Make a local website mirror with Wget

http://www.createdbypete.com/articles/make-a-local-website-mirror-with-wget/

You’ve probably used the Wget command-line tool before but you may not be aware of a pretty neat feature it has tucked away.

You can download the resulting HTML of a website (including any linked assets)to your local machine. Not only that it will update any links to the local file reference. This can be useful for getting hold of a site you want to view offline (perhaps you are travelling).

Let’s get to it, mirroring a website!

If you’re on OS X you won’t have wget installed by default so once again it’s Homebrew to the rescue.

brew install wget

With wget now available let’s create a local mirror of a website.

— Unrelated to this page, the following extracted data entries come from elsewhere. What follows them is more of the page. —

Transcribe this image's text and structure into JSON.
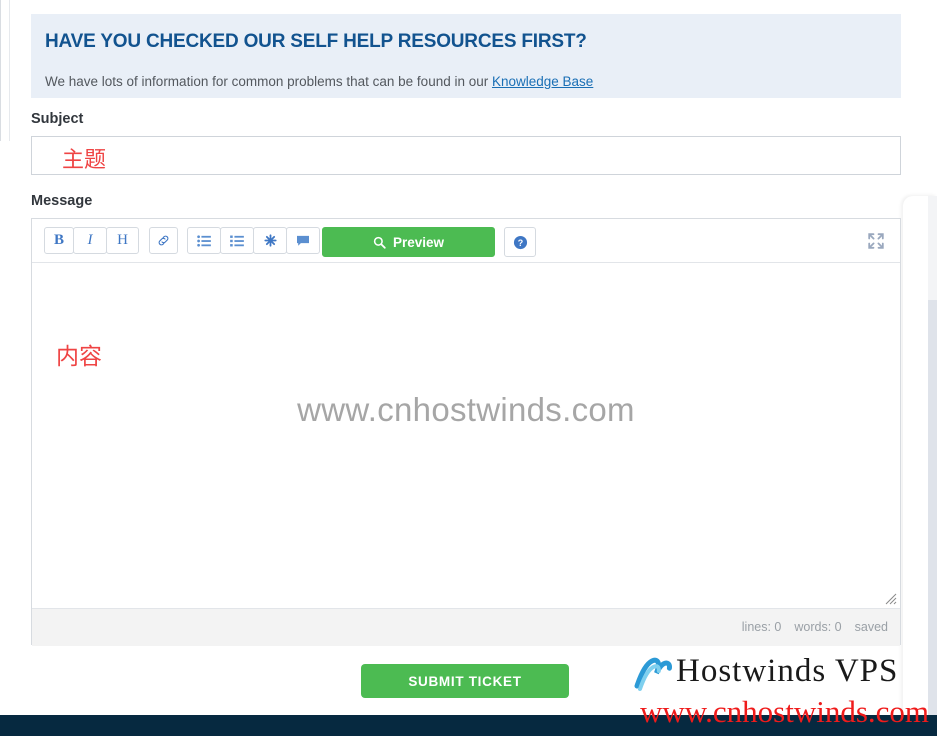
{
  "banner": {
    "title": "HAVE YOU CHECKED OUR SELF HELP RESOURCES FIRST?",
    "text_before_link": "We have lots of information for common problems that can be found in our ",
    "link_label": "Knowledge Base"
  },
  "form": {
    "subject_label": "Subject",
    "subject_annotation": "主题",
    "message_label": "Message",
    "message_annotation": "内容",
    "message_watermark": "www.cnhostwinds.com"
  },
  "toolbar": {
    "bold_label": "B",
    "italic_label": "I",
    "heading_label": "H",
    "link_icon": "link-icon",
    "unordered_list_icon": "unordered-list-icon",
    "ordered_list_icon": "ordered-list-icon",
    "asterisk_icon": "asterisk-icon",
    "quote_icon": "speech-bubble-icon",
    "preview_label": "Preview",
    "preview_icon": "search-icon",
    "help_icon": "question-circle-icon",
    "expand_icon": "fullscreen-expand-icon"
  },
  "status": {
    "lines": "lines: 0",
    "words": "words: 0",
    "saved": "saved"
  },
  "actions": {
    "submit_label": "SUBMIT TICKET"
  },
  "watermark": {
    "brand": "Hostwinds VPS",
    "url": "www.cnhostwinds.com",
    "logo_icon": "hostwinds-wave-logo"
  },
  "colors": {
    "banner_bg": "#e9eff7",
    "banner_title": "#12538f",
    "link": "#1a6fb5",
    "accent_green": "#4cbb52",
    "toolbar_icon_blue": "#3f77c4",
    "annotation_red": "#ef4444",
    "footer_navy": "#062940",
    "watermark_grey": "#a6a6a6",
    "watermark_red": "#ef1b1b"
  }
}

In it’s simplest form you can use it like this:

wget -mk http://www.example.com

If you want to be a good citizen and avoid being blocked by any well configured firewalls you might also want to add a delay to the download of each asset. You can do this with the -w flag, the example below will add a 1 second delay, it will take a bit longer but you can award yourself +1 internet point.

wget -mk -w 1 http://www.example.com

Making it more intelligent

There are a few extra settings you can add to make it more “intelligent” as you probably don’t want to try and download the internet (wget will follow all the links in a site so you could end up with a lot of clutter).

Set the domain

The example below will not follow any links outside of example.com.

wget -mk --domains example.com http://www.example.com

More options

Check out the manual for wget as there are many more options available. Or as usual with any command you can use man wget in your terminal.